Jeśli mnichowi udało się zmumifikować, wystawiano go w świątyni, aby wszyscy mogli go zobaczyć. Jednak często podczas otwierania grobu znajdowano tylko rozłożone zwłoki, było kilka udanych przypadków

Mumie zostały zapieczętowane wraz z rzeczami osobistymi, które posiadały przed śmiercią. Usunięto im oczy, ale wierzono, że widzą i czują wszystko, co się dzieje wokół.

Image
Image

Buddyści uważają, że jeśli całkowicie odłączysz się od świata fizycznego i osiągniesz w ten sposób oświecenie, to w następnym życiu, zamiast odrodzić się, możesz od razu przejść do stanu Buddy.

„Żywych Buddów” można zobaczyć w świątyniach na północy głównej japońskiej wyspy Honsiu, najczęściej w małych świątyniach zagubionych w świętych górach Yamagata. Są mało znane i rzadko odwiedzane przez turystów. W bardziej znanej świątyni Dainichi można zobaczyć mumie, ale o to trzeba poprosić kapłanów.

Image
Image

Samomumifikacja w przeważającej części prowadzona była nie tylko ze względu na „bezczynną przyjemność” wtopienia się w absolut.
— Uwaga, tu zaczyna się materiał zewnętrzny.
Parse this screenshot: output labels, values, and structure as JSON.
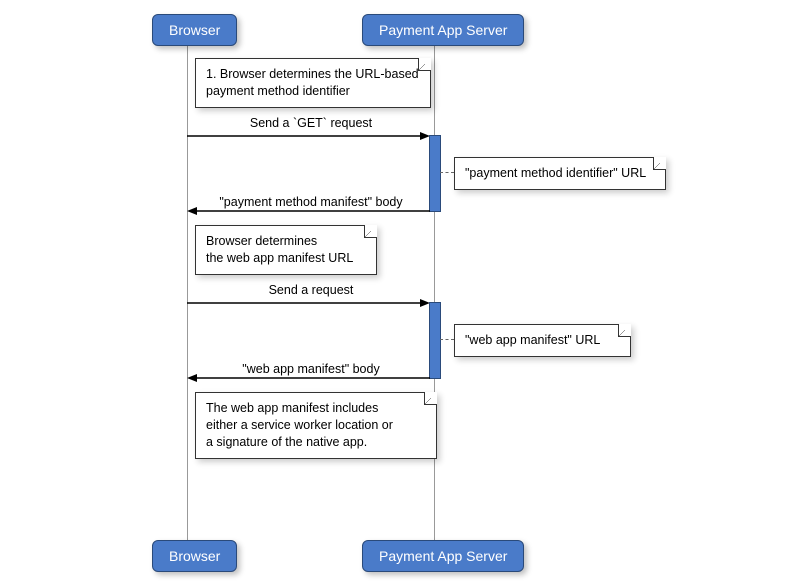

Mnisi kierowali się całkowicie światowymi pragnieniami pomagania innym. Uważano, że praktyki zabijania mięsa oczyściły okoliczne ziemie z epidemii, powodzi, susz, nieurodzaju i innych negatywnych skutków. Ponadto „sokushinbutsu” było próbą przeciwstawienia się najbardziej powszechnej „chorobie” ludzkości - śmierci, ponieważ, jak już wspomniałem, wierzono, że mumie nie umarły, ale jakby nadal żyły w innym wymiarze. Nie do nas należy ocena, czy to prawda, czy nie.

Image
Image

Pierwsze znane wcielenie w „sokushinbutsu” miało miejsce w 1081 roku, a ostatnie w 1903 roku. Obecnie praktyka ta jest zakazana przez rząd japoński, żadna sekta buddyjska nie ma prawa jej przeprowadzać, chociaż byłoby wielu chętnych.